The Sunflowers at Jello Mold Farm
October 15, 2013
I thought the sunflowers at Jello Mold Farm were deserving of their own post, too. Usually I think of sunflowers as loud and brash and bold, but I was captivated by their softness on this photographic outing. Maybe this was reflective of my inner softening at the lateness of the season. Or it may have been the diffused light under the plastic greenhouse covering. Regardless, I was pleased with my photos. Here they are:
The Sunflowers
by Mary Oliver from New and Selected Poems
Come with me
into the field of sunflowers
Their faces are burnished disks,
their dry spines
creak like ship masts
their green leaves,
so heavy and many,
fill all day with the sticky
sugars of the sun.
Come with me
to visit the sunflowers,
they are shy
but want to be friends;
they have wonderful stories
of when they were young —
the important weather,
the wandering crows.
Don’t be afraid
to ask them questions!
Their bright faces,
which follow the sun,
will listen, and all
those rows of seeds —
each one a new life! —
hope for a deeper acquaintance;
each of them, though it stands
in a crowd of many,
like a separate universe,
is lonely, the long work
of turning their lives
into a celebration
is not easy. Come
and let us talk with those modest faces,
the simple garments of leaves,
the coarse roots of the earth
so uprightly burning.
October 15, 2013 at 8:10 am
Wonderful Photos Wonderful flowers and poems.

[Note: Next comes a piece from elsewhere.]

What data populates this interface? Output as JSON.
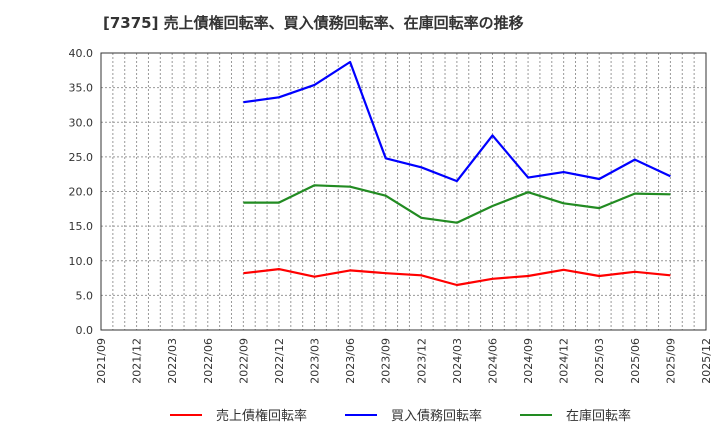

October 15, 2013 at 8:51 am
Oh, you manage to convey them as almost ethereal! I do love the last one in particular–what a mood!
October 15, 2013 at 3:06 pm
I love your pictures. You do such a wonderful job framing
October 16, 2013 at 5:24 am
I love this poem. I had it put aside for my own sunflower montage, now I shall locate another! 😀
I finally got out the watercolor and used my fingers! I tried to do some maple helicopters. Uhm, at least one can tell what they are!! I also used a very very small brush and did some lavendar, three people knew what it was!! I still think that I am trying to be too literal. Geoffrey wishes me to simple work on washes and to play with water content and with HOW I get the paint to the surface–he didn’t laugh when I said with my fingers nor with a rag. He suggested adding sponges, fan brushes, normal quarter inch paint brush, etc.
I am off on my own excursion with acorns and playing with photographic art. I’ve been working on them since your birthday present to your daughter posting.
October 16, 2013 at 8:30 am
I like your experimental approach. I am too literal right now, but I believe that, in time, I will evolve into a different style.